Workplace environments can easily get stressful. Deadlines can loom, projects can get delayed, and challenges can arise out of nowhere. But if you make a point of maintaining a positive attitude in the face of all that pressure and upheaval, you'll be more likely to stand out as a star employee who's worth having on the team. The next time a wrench gets thrown in the works, be that person to reassure management that you and your colleagues will figure out a solution. Even if you don't have an actual plan right away, staying positive while those around you are losing their cool will score you major points in the long run.

4. Ask questions during companywide meetings or town halls

Some businesses have a practice of gathering all of their employees and updating them on the state of company affairs. These meetings are usually referred to as "town halls," and while their purpose is to get everyone on the same page and share key information, they often include a component where employees get a chance to pose questions to management. If you really want your employer to recognize you amid a sea of workers, make sure to ask a good question during your next companywide gathering. Better yet, include a snippet of data with that question so that your management team sees that you've really thought it through.

5. Hone one specific skill

Many workers today are used to multitasking, and while you may need to uphold that practice to succeed at your job, if you really want to get noticed, be sure to work on building one unique skill that your fellow colleagues just don't have.
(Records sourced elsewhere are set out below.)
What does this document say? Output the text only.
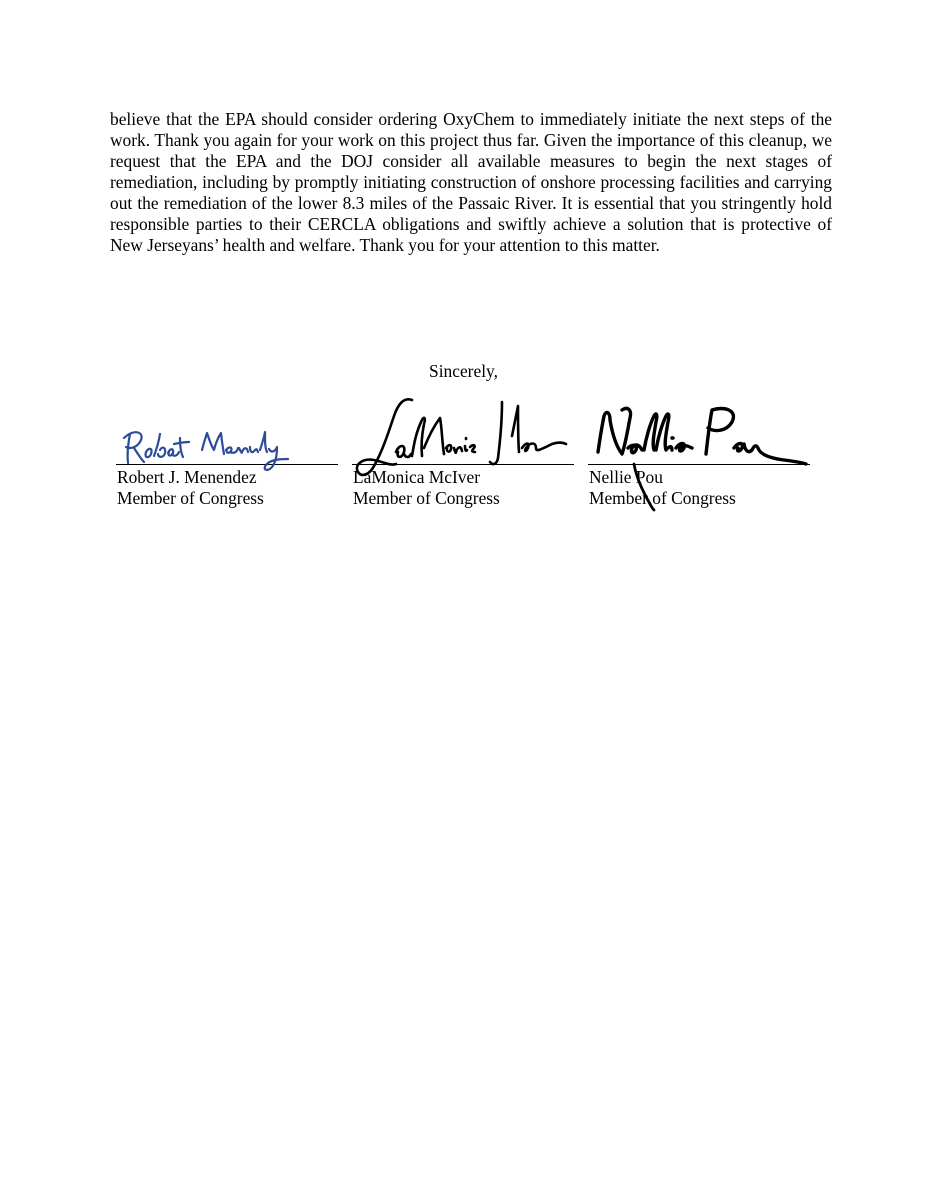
believe that the EPA should consider ordering OxyChem to immediately initiate the next steps of the work. Thank you again for your work on this project thus far. Given the importance of this cleanup, we request that the EPA and the DOJ consider all available measures to begin the next stages of remediation, including by promptly initiating construction of onshore processing facilities and carrying out the remediation of the lower 8.3 miles of the Passaic River. It is essential that you stringently hold responsible parties to their CERCLA obligations and swiftly achieve a solution that is protective of New Jerseyans’ health and welfare. Thank you for your attention to this matter.

Sincerely,
Robert J. Menendez
Member of Congress
LaMonica McIver
Member of Congress
Nellie Pou
Member of Congress
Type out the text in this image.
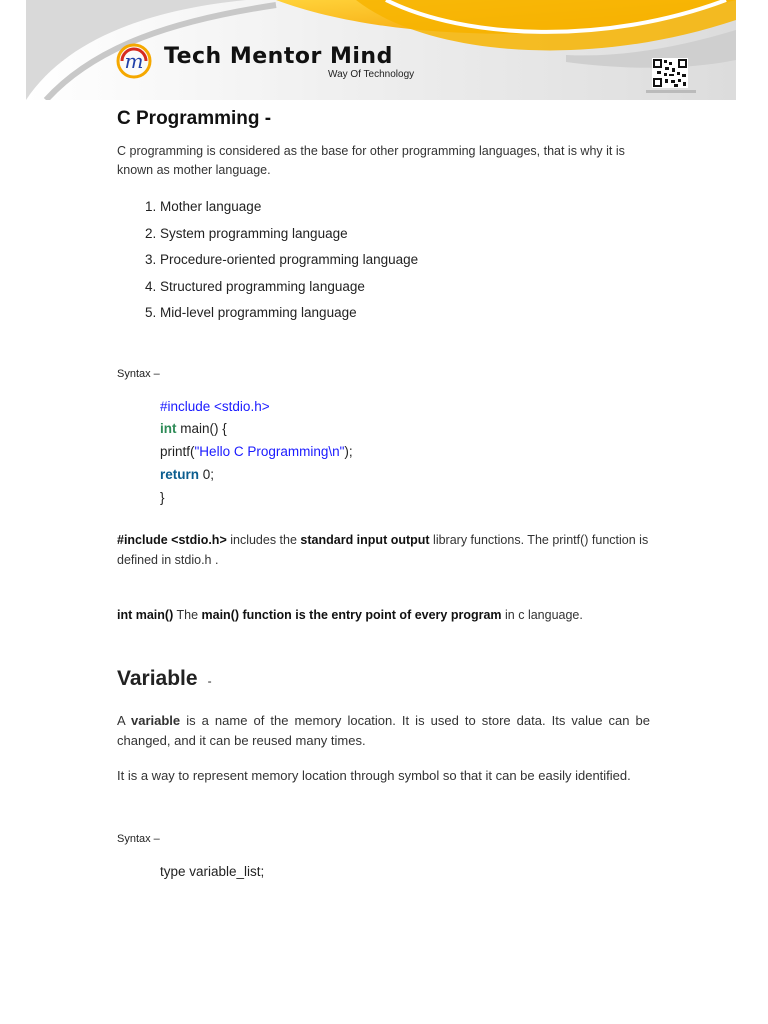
m Tech Mentor Mind
Way Of Technology
C Programming -

C programming is considered as the base for other programming languages, that is why it is known as mother language.

1. Mother language
2. System programming language
3. Procedure-oriented programming language
4. Structured programming language
5. Mid-level programming language

Syntax –

#include <stdio.h>
int main() {
printf("Hello C Programming\n");
return 0;
}

#include <stdio.h> includes the standard input output library functions. The printf() function is defined in stdio.h .

int main() The main() function is the entry point of every program in c language.

Variable -

A variable is a name of the memory location. It is used to store data. Its value can be changed, and it can be reused many times.

It is a way to represent memory location through symbol so that it can be easily identified.

Syntax –

type variable_list;
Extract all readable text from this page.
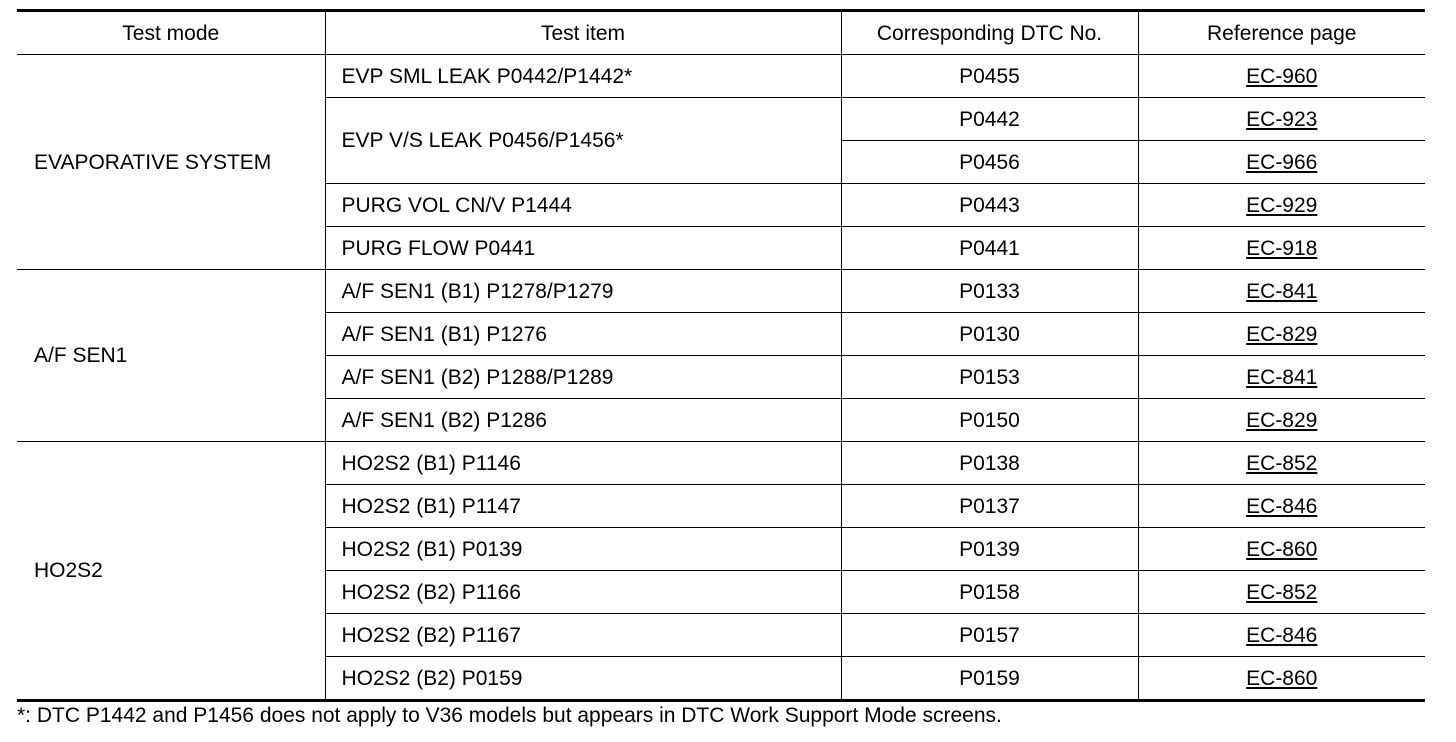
Test mode	Test item	Corresponding DTC No.	Reference page
EVAPORATIVE SYSTEM	EVP SML LEAK P0442/P1442*	P0455	EC-960
	EVP V/S LEAK P0456/P1456*	P0442	EC-923
		P0456	EC-966
	PURG VOL CN/V P1444	P0443	EC-929
	PURG FLOW P0441	P0441	EC-918
A/F SEN1	A/F SEN1 (B1) P1278/P1279	P0133	EC-841
	A/F SEN1 (B1) P1276	P0130	EC-829
	A/F SEN1 (B2) P1288/P1289	P0153	EC-841
	A/F SEN1 (B2) P1286	P0150	EC-829
HO2S2	HO2S2 (B1) P1146	P0138	EC-852
	HO2S2 (B1) P1147	P0137	EC-846
	HO2S2 (B1) P0139	P0139	EC-860
	HO2S2 (B2) P1166	P0158	EC-852
	HO2S2 (B2) P1167	P0157	EC-846
	HO2S2 (B2) P0159	P0159	EC-860
*: DTC P1442 and P1456 does not apply to V36 models but appears in DTC Work Support Mode screens.
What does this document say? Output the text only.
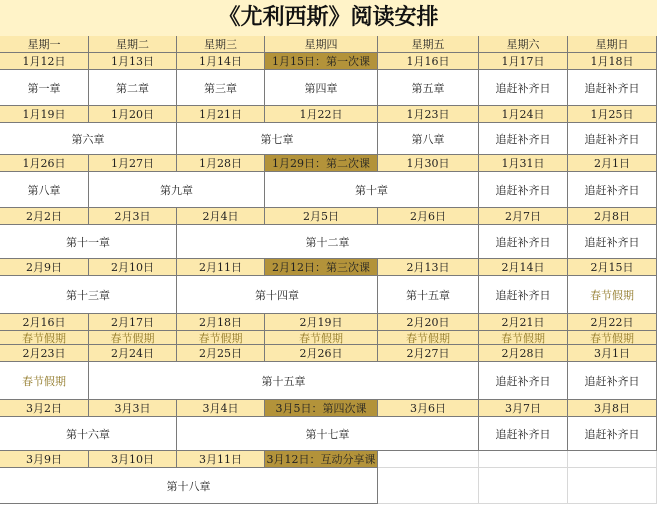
《尤利西斯》阅读安排
星期一	星期二	星期三	星期四	星期五	星期六	星期日
1月12日	1月13日	1月14日	1月15日：第一次课	1月16日	1月17日	1月18日
第一章	第二章	第三章	第四章	第五章	追赶补齐日	追赶补齐日
1月19日	1月20日	1月21日	1月22日	1月23日	1月24日	1月25日
第六章	第七章	第八章	追赶补齐日	追赶补齐日
1月26日	1月27日	1月28日	1月29日：第二次课	1月30日	1月31日	2月1日
第八章	第九章	第十章	追赶补齐日	追赶补齐日
2月2日	2月3日	2月4日	2月5日	2月6日	2月7日	2月8日
第十一章	第十二章	追赶补齐日	追赶补齐日
2月9日	2月10日	2月11日	2月12日：第三次课	2月13日	2月14日	2月15日
第十三章	第十四章	第十五章	追赶补齐日	春节假期
2月16日	2月17日	2月18日	2月19日	2月20日	2月21日	2月22日
春节假期	春节假期	春节假期	春节假期	春节假期	春节假期	春节假期
2月23日	2月24日	2月25日	2月26日	2月27日	2月28日	3月1日
春节假期	第十五章	追赶补齐日	追赶补齐日
3月2日	3月3日	3月4日	3月5日：第四次课	3月6日	3月7日	3月8日
第十六章	第十七章	追赶补齐日	追赶补齐日
3月9日	3月10日	3月11日	3月12日：互动分享课
第十八章
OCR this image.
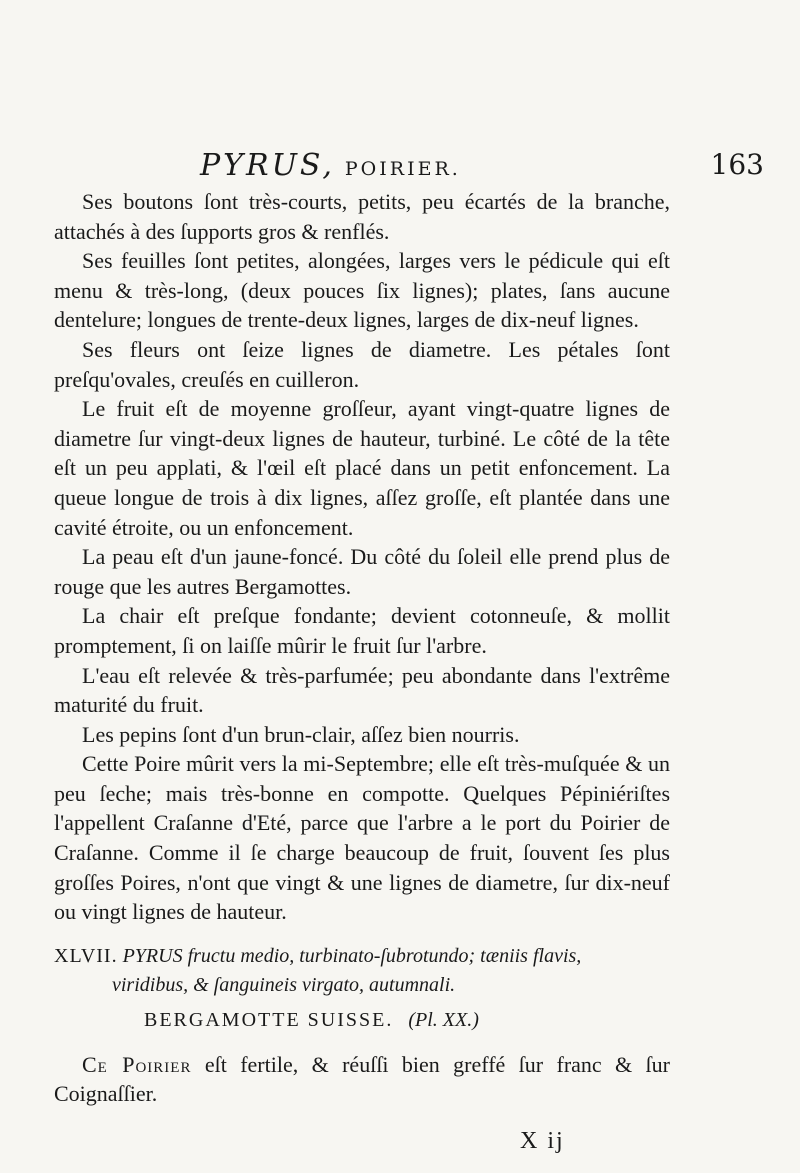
PYRUS, POIRIER.	163

Ses boutons ſont très-courts, petits, peu écartés de la branche, attachés à des ſupports gros & renflés.

Ses feuilles ſont petites, alongées, larges vers le pédicule qui eſt menu & très-long, (deux pouces ſix lignes); plates, ſans aucune dentelure; longues de trente-deux lignes, larges de dix-neuf lignes.

Ses fleurs ont ſeize lignes de diametre. Les pétales ſont preſqu'ovales, creuſés en cuilleron.

Le fruit eſt de moyenne groſſeur, ayant vingt-quatre lignes de diametre ſur vingt-deux lignes de hauteur, turbiné. Le côté de la tête eſt un peu applati, & l'œil eſt placé dans un petit enfoncement. La queue longue de trois à dix lignes, aſſez groſſe, eſt plantée dans une cavité étroite, ou un enfoncement.

La peau eſt d'un jaune-foncé. Du côté du ſoleil elle prend plus de rouge que les autres Bergamottes.

La chair eſt preſque fondante; devient cotonneuſe, & mollit promptement, ſi on laiſſe mûrir le fruit ſur l'arbre.

L'eau eſt relevée & très-parfumée; peu abondante dans l'extrême maturité du fruit.

Les pepins ſont d'un brun-clair, aſſez bien nourris.

Cette Poire mûrit vers la mi-Septembre; elle eſt très-muſquée & un peu ſeche; mais très-bonne en compotte. Quelques Pépiniériſtes l'appellent Craſanne d'Eté, parce que l'arbre a le port du Poirier de Craſanne. Comme il ſe charge beaucoup de fruit, ſouvent ſes plus groſſes Poires, n'ont que vingt & une lignes de diametre, ſur dix-neuf ou vingt lignes de hauteur.

XLVII. PYRUS fructu medio, turbinato-ſubrotundo; tæniis flavis,
viridibus, & ſanguineis virgato, autumnali.
BERGAMOTTE SUISSE. (Pl. XX.)

Ce Poirier eſt fertile, & réuſſi bien greffé ſur franc & ſur Coignaſſier.

X ij
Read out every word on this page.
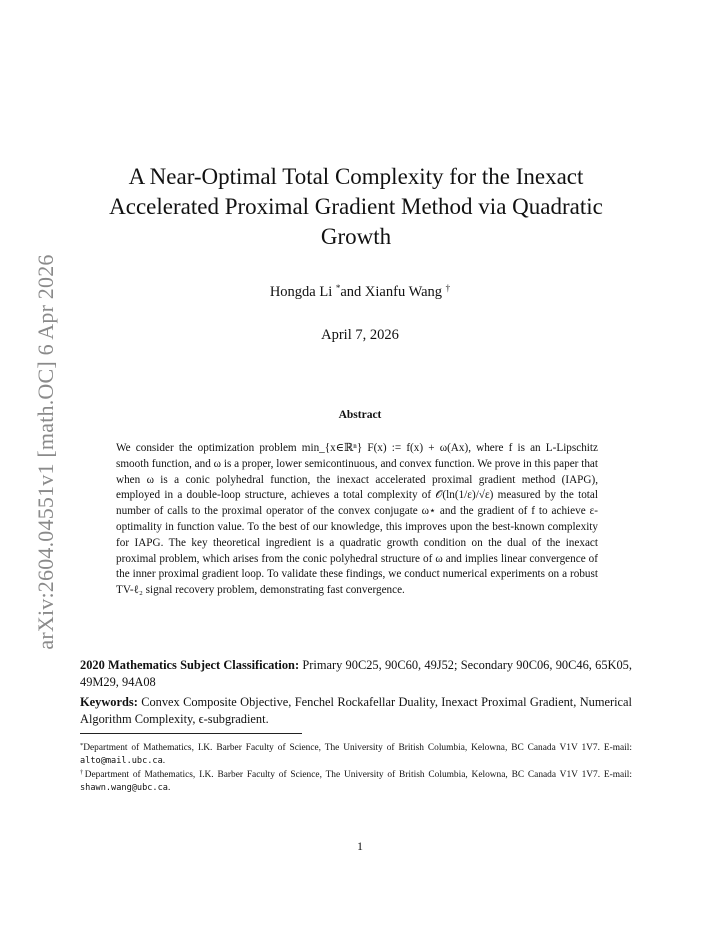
arXiv:2604.04551v1 [math.OC] 6 Apr 2026
A Near-Optimal Total Complexity for the Inexact Accelerated Proximal Gradient Method via Quadratic Growth
Hongda Li *and Xianfu Wang †
April 7, 2026
Abstract

We consider the optimization problem min_{x∈ℝⁿ} F(x) := f(x) + ω(Ax), where f is an L-Lipschitz smooth function, and ω is a proper, lower semicontinuous, and convex function. We prove in this paper that when ω is a conic polyhedral function, the inexact accelerated proximal gradient method (IAPG), employed in a double-loop structure, achieves a total complexity of 𝒪(ln(1/ε)/√ε) measured by the total number of calls to the proximal operator of the convex conjugate ω⋆ and the gradient of f to achieve ε-optimality in function value. To the best of our knowledge, this improves upon the best-known complexity for IAPG. The key theoretical ingredient is a quadratic growth condition on the dual of the inexact proximal problem, which arises from the conic polyhedral structure of ω and implies linear convergence of the inner proximal gradient loop. To validate these findings, we conduct numerical experiments on a robust TV-ℓ₂ signal recovery problem, demonstrating fast convergence.

2020 Mathematics Subject Classification: Primary 90C25, 90C60, 49J52; Secondary 90C06, 90C46, 65K05, 49M29, 94A08

Keywords: Convex Composite Objective, Fenchel Rockafellar Duality, Inexact Proximal Gradient, Numerical Algorithm Complexity, ϵ-subgradient.

*Department of Mathematics, I.K. Barber Faculty of Science, The University of British Columbia, Kelowna, BC Canada V1V 1V7. E-mail: alto@mail.ubc.ca.

†Department of Mathematics, I.K. Barber Faculty of Science, The University of British Columbia, Kelowna, BC Canada V1V 1V7. E-mail: shawn.wang@ubc.ca.

1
If you come to be recognized as that person at your company who creates killer presentations, or who knows the sales database inside and out, your name is more likely to show up on your management team's radar -- which could, in turn, advance your career.

Tempting as it may be to keep a low profile at work, you'll be helping your career in the long run by building a name that your management team comes to recognize and appreciate. Follow these tips, and with any luck, your employer will soon come to see what a valuable asset you are to your company.